I don't mind getting old, I just don't want to be feeble in body or mind. Your story reminds me that I must be nicer when my mother doesn't hear something right and answers or comments inappropriately to the subject.
femme--I like the TMB too.
Romantic--You've found the up side.
Manhattan--Needling siblings...it seems to be pretty common. My sister and I do it too.
Painting--That's what we all want. I do my crosswords and sudokus every day to try and ward it off.
Nothing daft about a gaffe here and there--particularly if it's accidentally on purpose.

This post is fun, and it reminds me to look back over pacts I've made with friends.
I remember when there was a news story about lesbians adopted children. My grandmother scoffed: "We don't have any of them around here..."

My sister: "How do you know that grandma?"
Grandma: "We don't have any of those churches in this county..."
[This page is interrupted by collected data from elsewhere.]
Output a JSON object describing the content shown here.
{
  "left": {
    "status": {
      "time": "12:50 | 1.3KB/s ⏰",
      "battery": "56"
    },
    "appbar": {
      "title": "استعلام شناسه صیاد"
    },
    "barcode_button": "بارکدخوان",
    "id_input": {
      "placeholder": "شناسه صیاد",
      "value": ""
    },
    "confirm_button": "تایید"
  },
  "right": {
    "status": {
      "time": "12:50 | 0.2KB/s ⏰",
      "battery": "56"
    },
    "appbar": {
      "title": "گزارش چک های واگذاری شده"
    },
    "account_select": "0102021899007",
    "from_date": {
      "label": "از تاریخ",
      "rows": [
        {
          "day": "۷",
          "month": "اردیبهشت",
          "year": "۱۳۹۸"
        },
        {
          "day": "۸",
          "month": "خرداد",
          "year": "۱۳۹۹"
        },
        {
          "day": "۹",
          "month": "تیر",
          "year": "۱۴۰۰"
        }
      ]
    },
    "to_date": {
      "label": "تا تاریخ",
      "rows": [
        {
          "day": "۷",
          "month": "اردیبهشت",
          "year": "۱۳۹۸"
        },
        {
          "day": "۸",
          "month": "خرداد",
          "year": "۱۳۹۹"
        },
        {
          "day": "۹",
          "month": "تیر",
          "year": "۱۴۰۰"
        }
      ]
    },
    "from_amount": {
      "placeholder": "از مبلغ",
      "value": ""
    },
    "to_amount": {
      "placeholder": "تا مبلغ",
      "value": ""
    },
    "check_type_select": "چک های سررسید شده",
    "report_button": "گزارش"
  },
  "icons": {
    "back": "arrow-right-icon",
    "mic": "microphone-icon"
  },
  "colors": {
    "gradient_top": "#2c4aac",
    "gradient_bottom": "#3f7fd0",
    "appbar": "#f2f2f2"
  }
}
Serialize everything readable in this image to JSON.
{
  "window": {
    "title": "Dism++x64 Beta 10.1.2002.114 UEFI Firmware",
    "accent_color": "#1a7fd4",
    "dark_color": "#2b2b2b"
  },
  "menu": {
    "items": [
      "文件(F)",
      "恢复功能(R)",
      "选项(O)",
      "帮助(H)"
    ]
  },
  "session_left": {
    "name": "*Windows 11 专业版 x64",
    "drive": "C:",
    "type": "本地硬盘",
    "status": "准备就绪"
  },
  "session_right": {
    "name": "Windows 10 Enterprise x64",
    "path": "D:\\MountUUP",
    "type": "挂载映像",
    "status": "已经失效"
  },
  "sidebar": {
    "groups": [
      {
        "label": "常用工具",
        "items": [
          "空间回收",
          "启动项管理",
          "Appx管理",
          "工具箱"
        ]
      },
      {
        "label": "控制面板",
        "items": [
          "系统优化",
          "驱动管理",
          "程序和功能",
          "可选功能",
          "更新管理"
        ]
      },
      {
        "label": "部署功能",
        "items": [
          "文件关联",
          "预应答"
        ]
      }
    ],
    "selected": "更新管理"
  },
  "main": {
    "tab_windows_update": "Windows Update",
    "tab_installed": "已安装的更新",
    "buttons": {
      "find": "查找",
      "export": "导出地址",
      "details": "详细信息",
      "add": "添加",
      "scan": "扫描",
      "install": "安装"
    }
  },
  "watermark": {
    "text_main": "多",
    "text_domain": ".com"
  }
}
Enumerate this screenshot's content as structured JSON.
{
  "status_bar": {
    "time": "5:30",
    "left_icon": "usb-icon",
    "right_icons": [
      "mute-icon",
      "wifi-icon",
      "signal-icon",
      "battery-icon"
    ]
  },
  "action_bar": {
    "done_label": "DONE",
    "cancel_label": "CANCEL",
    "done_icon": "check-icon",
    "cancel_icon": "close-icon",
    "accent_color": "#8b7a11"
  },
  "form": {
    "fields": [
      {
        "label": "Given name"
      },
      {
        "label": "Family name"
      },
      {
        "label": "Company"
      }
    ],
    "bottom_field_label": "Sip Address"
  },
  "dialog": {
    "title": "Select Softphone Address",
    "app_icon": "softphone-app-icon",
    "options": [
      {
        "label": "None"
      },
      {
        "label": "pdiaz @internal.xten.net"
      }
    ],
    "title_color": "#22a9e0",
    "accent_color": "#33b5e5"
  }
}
just like your girls not cluing you in so they can "roam uncensored," maybe you can use your perceived daftness to roam equally uncensored ;) fun post!
I have spent years in dis-illusion only to be scoffed at by my children, but on the other hand, its good that they are smarter than I.
I am old and no one feels sorry for me.
I thought my kids were laughing because I'm such a witty guy. Now you tell me they're laughing at me, with contempt? I'm crestfallen!
Agree with Lea Lane. Still, this is not a great society to be an older person in, that much is certain.
Paul--Yeah, revisit those pacts.
Pensive--I love that story. Go Grandma.
aisia--When I went to a class reunion, a fourth of my class were parents of valedictorians, whereas our class only had one. How does that happen?
Miguela--I think you must be doing something right.
Frosty--Sorry to burst that bubble.
Mary--R-E-S-P-E-C-T
Great post and comments. Im headed down to the Memory Center to play with all the crazy people there. It is fun for awhile and then the heaviness of it all sinks in and I need a break. Whatever life hands you make lemonade. Got to laugh tho as it is better than crying. Your choice.
Ahhh, here's a thought on your question jl, while my son scored a 29 on his ACT and his GPA is around 3.8. Compare this to his class rank of 37%. This "fact" may disqualify him from receiving scholarships as they want to see top 25% class rank. A disconnect??
I love this! The pills in the metamucil is so funny. I tell my husband that when I start washing out my underwear every day in the kitchen sink as my grandmother used to do that it will time to take me out back and shoot me. For now, though, cheers to all of us wise and witty women!